In a press release, CK Hutchison stated unequivocally, "We assure you, this transaction can only happen in accordance with the law and all regulatory requirements."
The announcement elaborated further, reiterating that the specified conditions, originally outlined in the March 4 announcement of the transaction, still hold. These conditions include acquiring legal and regulatory approvals, guaranteeing compliance with all legal standards, securing shareholder approval, and meeting other standard conditions outlined in the final documentation.
The bombshell announcement of the sale of CK Hutchison's 43 overseas ports—including its two strategic Panama Canal ports—for an estimated US$23 billion to the BlackRock consortium has sparked intense scrutiny from both Beijing and Washington in this critical geopolitical arena.
The strategic value of these ports has caught the eye of both superpowers amid their ongoing rivalry. Recent reports suggest that Beijing may staunchly oppose the sale, with Chinese state-owned companies having been instructed to halt dealings with CK Hutchison, and the potential signing of the deal being explicitly blocked[5].
Chinese state media has expressed strong negative sentiments, labeling the agreement as a betrayal, reflecting the deeper geopolitical tensions between the US, China, and Panama regarding the strategic control of the canal ports[5].
Meanwhile, the transaction faces legal challenges in Panama, with the comptroller general claiming that CK Hutchison deprived the country of over US$1.3 billion through the old concession agreement, and two Panamanian lawyers filing a legal challenge arguing that the ports' control undermines Panama's sovereignty. The Supreme Court of Panama is slated to pass judgment on this case swiftly[1].
As the antitrust inquiry proceeds in China and potential legal challenges continue in Panama, CK Hutchison remains committed to completing the sale in accordance with the law[2][3]. However, the geopolitical conflict between China and the US, coupled with internal legal challenges, leaves the deal's future uncertain[1][2][5].

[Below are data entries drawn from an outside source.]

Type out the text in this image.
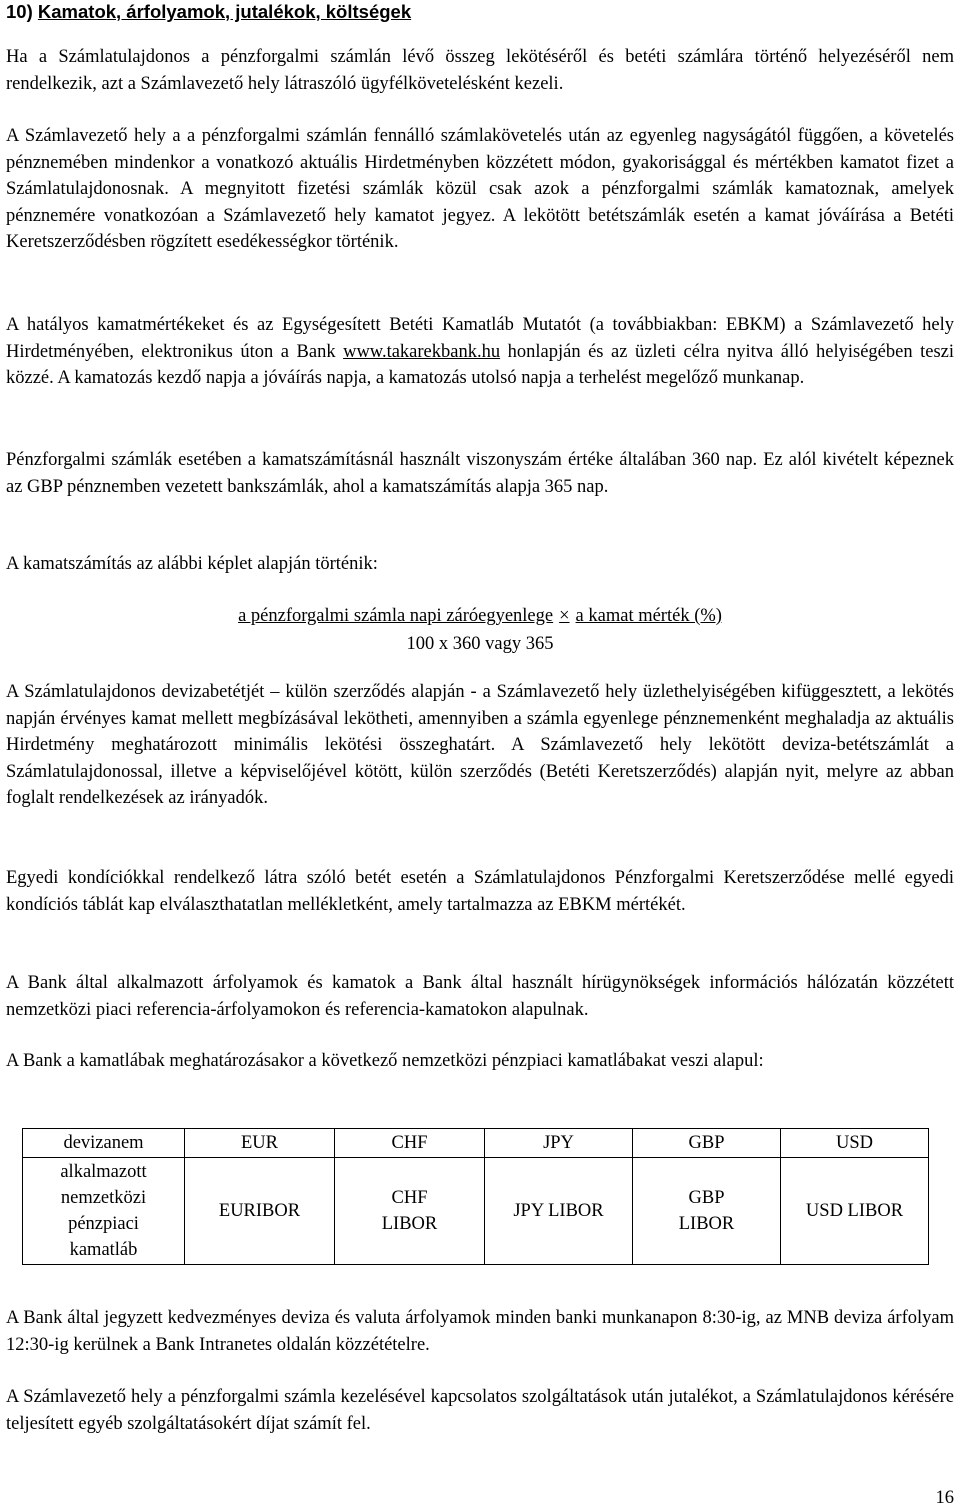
10) Kamatok, árfolyamok, jutalékok, költségek

Ha a Számlatulajdonos a pénzforgalmi számlán lévő összeg lekötéséről és betéti számlára történő helyezéséről nem rendelkezik, azt a Számlavezető hely látraszóló ügyfélkövetelésként kezeli.

A Számlavezető hely a a pénzforgalmi számlán fennálló számlakövetelés után az egyenleg nagyságától függően, a követelés pénznemében mindenkor a vonatkozó aktuális Hirdetményben közzétett módon, gyakorisággal és mértékben kamatot fizet a Számlatulajdonosnak. A megnyitott fizetési számlák közül csak azok a pénzforgalmi számlák kamatoznak, amelyek pénznemére vonatkozóan a Számlavezető hely kamatot jegyez. A lekötött betétszámlák esetén a kamat jóváírása a Betéti Keretszerződésben rögzített esedékességkor történik.

A hatályos kamatmértékeket és az Egységesített Betéti Kamatláb Mutatót (a továbbiakban: EBKM) a Számlavezető hely Hirdetményében, elektronikus úton a Bank www.takarekbank.hu honlapján és az üzleti célra nyitva álló helyiségében teszi közzé. A kamatozás kezdő napja a jóváírás napja, a kamatozás utolsó napja a terhelést megelőző munkanap.

Pénzforgalmi számlák esetében a kamatszámításnál használt viszonyszám értéke általában 360 nap. Ez alól kivételt képeznek az GBP pénznemben vezetett bankszámlák, ahol a kamatszámítás alapja 365 nap.

A kamatszámítás az alábbi képlet alapján történik:

a pénzforgalmi számla napi záróegyenlege × a kamat mérték (%)
100 x 360 vagy 365

A Számlatulajdonos devizabetétjét – külön szerződés alapján - a Számlavezető hely üzlethelyiségében kifüggesztett, a lekötés napján érvényes kamat mellett megbízásával lekötheti, amennyiben a számla egyenlege pénznemenként meghaladja az aktuális Hirdetmény meghatározott minimális lekötési összeghatárt. A Számlavezető hely lekötött deviza-betétszámlát a Számlatulajdonossal, illetve a képviselőjével kötött, külön szerződés (Betéti Keretszerződés) alapján nyit, melyre az abban foglalt rendelkezések az irányadók.

Egyedi kondíciókkal rendelkező látra szóló betét esetén a Számlatulajdonos Pénzforgalmi Keretszerződése mellé egyedi kondíciós táblát kap elválaszthatatlan mellékletként, amely tartalmazza az EBKM mértékét.

A Bank által alkalmazott árfolyamok és kamatok a Bank által használt hírügynökségek információs hálózatán közzétett nemzetközi piaci referencia-árfolyamokon és referencia-kamatokon alapulnak.

A Bank a kamatlábak meghatározásakor a következő nemzetközi pénzpiaci kamatlábakat veszi alapul:

A Bank által jegyzett kedvezményes deviza és valuta árfolyamok minden banki munkanapon 8:30-ig, az MNB deviza árfolyam 12:30-ig kerülnek a Bank Intranetes oldalán közzétételre.

A Számlavezető hely a pénzforgalmi számla kezelésével kapcsolatos szolgáltatások után jutalékot, a Számlatulajdonos kérésére teljesített egyéb szolgáltatásokért díjat számít fel.

devizanem	EUR	CHF	JPY	GBP	USD
alkalmazott nemzetközi pénzpiaci kamatláb	EURIBOR	CHF LIBOR	JPY LIBOR	GBP LIBOR	USD LIBOR
16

References:[1] https://asia.nikkei.com/Business/Companies/China-blocks-CK-Hutchison-Ports-sale-to-BlackRock[2] https://www.reuters.com/world/china/china-extracts-pledge-no-illegal-corrupt-dealing-in-ports-deal-sources-2022-03-11/[3] https://www.bloombergquint.com/onweb/china-demands-ck-hutchison-to-avoid-any-illicit-deals-in-port-sale[4] https://www.tomdispatch.com/blog/179024/chinas_transition_from_mercantilism_to_empire/[5] https://jancuny.substack.com/p/chinas-countermoves-in-its-rivalry-with
- Amidst the geopolitical tensions and potential legal challenges, CK Hutchison reaffirms its commitment to complete the sale of its overseas ports to the BlackRock consortium, ensuring the transaction adheres to all business, finance, and industry regulations.
- In a move to comply with legal requirements, CK Hutchison has outlined specific conditions for the port transaction, including securing regulatory approvals, meeting financial standards, and respecting the sovereignty of the involved countries, thus ensuring the deal's compliance with international business practices.